ローマ人が発明したとされる高度な建築技術ーー実は8000年前にすでに存在していた

3 ヶ月前 17

ローマ人より遥か昔に発明していた技術

モツァ遺跡は、紀元前7100〜6700年頃の新石器時代B期に栄えた大規模な集落です。

この時代はまだ「土器以前」であり、陶器が日常的に使われるようになる前の段階とされています。

そのため、現代の私たちはつい「当時の人々の技術は素朴だったのでは」と想像してしまいます。

しかし、モツァの発掘調査では、そのイメージを大きく変える証拠が見つかりました。

遺跡からは100以上の漆喰床が確認されており、その中には赤い顔料で塗られた保存状態のよい床もありました。

漆喰とは、石灰などを原料にして作られる建築材料です。

現在でも壁や床の仕上げに使われることがありますが、作るには石を焼き、水と化学反応させ、再び固めるという工程が必要になります。
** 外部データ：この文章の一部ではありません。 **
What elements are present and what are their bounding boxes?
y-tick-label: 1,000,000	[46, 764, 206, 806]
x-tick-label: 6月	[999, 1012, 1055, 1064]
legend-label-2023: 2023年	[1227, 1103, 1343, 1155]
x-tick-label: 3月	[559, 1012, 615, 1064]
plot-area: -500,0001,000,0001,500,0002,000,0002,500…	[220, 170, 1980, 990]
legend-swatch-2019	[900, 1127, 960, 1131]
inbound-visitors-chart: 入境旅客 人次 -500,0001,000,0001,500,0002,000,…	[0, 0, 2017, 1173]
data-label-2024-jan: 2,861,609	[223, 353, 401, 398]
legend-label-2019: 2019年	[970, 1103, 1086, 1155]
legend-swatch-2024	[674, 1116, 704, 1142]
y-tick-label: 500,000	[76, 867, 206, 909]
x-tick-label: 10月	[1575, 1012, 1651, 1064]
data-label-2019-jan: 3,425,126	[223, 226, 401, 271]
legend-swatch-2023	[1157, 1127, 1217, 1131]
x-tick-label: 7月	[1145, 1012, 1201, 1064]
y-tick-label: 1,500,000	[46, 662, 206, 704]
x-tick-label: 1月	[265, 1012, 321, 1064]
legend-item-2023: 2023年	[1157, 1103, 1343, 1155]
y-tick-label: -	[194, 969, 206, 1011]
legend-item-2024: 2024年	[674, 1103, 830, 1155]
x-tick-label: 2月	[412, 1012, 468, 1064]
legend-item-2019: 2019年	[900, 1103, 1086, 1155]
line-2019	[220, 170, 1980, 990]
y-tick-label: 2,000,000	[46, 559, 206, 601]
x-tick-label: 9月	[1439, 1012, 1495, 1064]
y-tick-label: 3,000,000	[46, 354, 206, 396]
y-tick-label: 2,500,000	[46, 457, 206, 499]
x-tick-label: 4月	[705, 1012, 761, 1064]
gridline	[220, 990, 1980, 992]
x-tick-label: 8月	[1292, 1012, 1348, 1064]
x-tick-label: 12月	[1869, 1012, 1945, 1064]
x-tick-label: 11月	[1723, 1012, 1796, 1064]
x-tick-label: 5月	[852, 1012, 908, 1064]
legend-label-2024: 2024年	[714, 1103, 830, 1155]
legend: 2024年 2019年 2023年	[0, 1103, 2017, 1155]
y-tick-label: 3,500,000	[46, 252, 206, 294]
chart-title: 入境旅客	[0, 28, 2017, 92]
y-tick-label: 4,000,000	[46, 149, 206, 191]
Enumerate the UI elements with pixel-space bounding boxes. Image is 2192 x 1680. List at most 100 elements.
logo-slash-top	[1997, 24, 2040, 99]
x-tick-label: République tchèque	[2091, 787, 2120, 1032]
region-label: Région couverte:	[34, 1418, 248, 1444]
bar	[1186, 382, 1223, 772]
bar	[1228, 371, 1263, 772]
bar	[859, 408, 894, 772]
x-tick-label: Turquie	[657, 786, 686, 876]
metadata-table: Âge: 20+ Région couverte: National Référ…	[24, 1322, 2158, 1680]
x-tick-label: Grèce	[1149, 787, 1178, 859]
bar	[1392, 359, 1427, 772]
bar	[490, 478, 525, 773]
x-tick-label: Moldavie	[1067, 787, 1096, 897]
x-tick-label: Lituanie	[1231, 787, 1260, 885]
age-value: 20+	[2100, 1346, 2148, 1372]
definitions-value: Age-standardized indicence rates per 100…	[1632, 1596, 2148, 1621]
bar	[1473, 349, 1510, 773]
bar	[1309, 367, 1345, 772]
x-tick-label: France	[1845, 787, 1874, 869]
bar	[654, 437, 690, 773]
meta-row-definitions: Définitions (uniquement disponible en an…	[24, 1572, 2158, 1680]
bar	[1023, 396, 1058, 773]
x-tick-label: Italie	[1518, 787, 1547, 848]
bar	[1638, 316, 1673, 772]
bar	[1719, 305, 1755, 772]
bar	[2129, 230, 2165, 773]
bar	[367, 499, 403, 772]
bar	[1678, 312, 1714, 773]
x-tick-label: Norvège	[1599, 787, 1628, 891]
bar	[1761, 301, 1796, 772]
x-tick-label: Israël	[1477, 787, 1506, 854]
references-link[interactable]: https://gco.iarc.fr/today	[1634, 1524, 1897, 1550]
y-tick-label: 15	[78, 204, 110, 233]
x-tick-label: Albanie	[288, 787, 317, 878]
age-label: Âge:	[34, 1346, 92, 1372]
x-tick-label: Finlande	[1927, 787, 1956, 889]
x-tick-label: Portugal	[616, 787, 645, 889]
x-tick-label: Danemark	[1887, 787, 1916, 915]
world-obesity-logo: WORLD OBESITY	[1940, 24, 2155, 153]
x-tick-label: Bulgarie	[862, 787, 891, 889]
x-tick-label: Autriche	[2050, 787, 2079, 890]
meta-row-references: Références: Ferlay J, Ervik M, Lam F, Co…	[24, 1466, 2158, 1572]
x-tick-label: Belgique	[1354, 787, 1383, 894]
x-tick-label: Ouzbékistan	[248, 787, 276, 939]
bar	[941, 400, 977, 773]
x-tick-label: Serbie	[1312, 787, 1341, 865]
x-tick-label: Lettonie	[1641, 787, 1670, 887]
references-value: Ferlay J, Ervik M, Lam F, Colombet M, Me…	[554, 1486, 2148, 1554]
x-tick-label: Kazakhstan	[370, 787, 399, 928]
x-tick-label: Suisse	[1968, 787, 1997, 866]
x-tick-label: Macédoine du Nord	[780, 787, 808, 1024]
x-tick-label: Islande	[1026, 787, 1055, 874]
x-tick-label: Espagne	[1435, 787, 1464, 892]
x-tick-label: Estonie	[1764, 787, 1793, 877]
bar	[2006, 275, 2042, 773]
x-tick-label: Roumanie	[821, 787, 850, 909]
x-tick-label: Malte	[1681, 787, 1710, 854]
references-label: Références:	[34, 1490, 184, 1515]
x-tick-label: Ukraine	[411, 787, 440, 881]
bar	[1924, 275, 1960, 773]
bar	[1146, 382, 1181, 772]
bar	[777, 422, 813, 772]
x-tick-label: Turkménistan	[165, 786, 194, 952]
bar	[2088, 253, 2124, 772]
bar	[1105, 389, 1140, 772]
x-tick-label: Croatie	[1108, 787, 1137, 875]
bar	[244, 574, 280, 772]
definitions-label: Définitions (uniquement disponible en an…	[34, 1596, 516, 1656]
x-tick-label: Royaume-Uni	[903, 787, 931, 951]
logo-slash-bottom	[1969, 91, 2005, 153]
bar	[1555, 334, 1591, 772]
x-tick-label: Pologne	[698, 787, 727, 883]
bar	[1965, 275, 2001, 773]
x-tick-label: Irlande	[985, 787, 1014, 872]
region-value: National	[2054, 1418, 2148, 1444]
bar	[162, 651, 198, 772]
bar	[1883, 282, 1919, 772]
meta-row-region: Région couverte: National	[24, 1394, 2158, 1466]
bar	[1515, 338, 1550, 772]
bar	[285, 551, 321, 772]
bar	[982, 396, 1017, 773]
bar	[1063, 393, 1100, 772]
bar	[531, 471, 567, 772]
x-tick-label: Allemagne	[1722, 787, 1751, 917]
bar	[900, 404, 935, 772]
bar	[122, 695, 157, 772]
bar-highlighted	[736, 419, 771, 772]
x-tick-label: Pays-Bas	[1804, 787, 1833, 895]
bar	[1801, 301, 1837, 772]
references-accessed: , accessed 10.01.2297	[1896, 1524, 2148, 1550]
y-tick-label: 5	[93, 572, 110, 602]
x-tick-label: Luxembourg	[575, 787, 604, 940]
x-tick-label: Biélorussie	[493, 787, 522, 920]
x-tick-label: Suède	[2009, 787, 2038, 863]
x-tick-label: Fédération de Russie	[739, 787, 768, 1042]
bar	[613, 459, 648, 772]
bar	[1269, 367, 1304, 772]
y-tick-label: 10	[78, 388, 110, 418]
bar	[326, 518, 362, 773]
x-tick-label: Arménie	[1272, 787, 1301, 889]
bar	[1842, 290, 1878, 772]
一般的な石灰漆喰は、石灰岩に含まれる「方解石」を利用して作られます。

石灰岩を高温で焼き、水を加えて消化し、空気中の二酸化炭素と反応させることで硬い材料に戻すのです。

これは「石灰サイクル」と呼ばれる化学的な工程です。

ところが、モツァの漆喰床では、それとは異なる材料も使われていました。

それが「ドロマイト」です。

ドロマイトは方解石とは成分が異なる鉱物で、これを漆喰の材料として使うには、より細かな温度管理や条件の制御が必要になります。

単に石を砕いて混ぜればよいわけではありません。

ドロマイトを焼いて漆喰にする工程は難しく、これまでその技術の古い証拠はローマ時代に現れると考えられていました。

しかし今回の分析では、モツァの人々がドロマイトを単なる混ぜ物として使っていただけでなく、焼成して結合材として利用していたことが示されました。

つまり、床を丈夫にするための「本体」としてドロマイトを使っていた可能性があるのです。

モツァの人々は、石の種類を見分け、それぞれの性質に合わせて建築材料を作っていたと考えられます。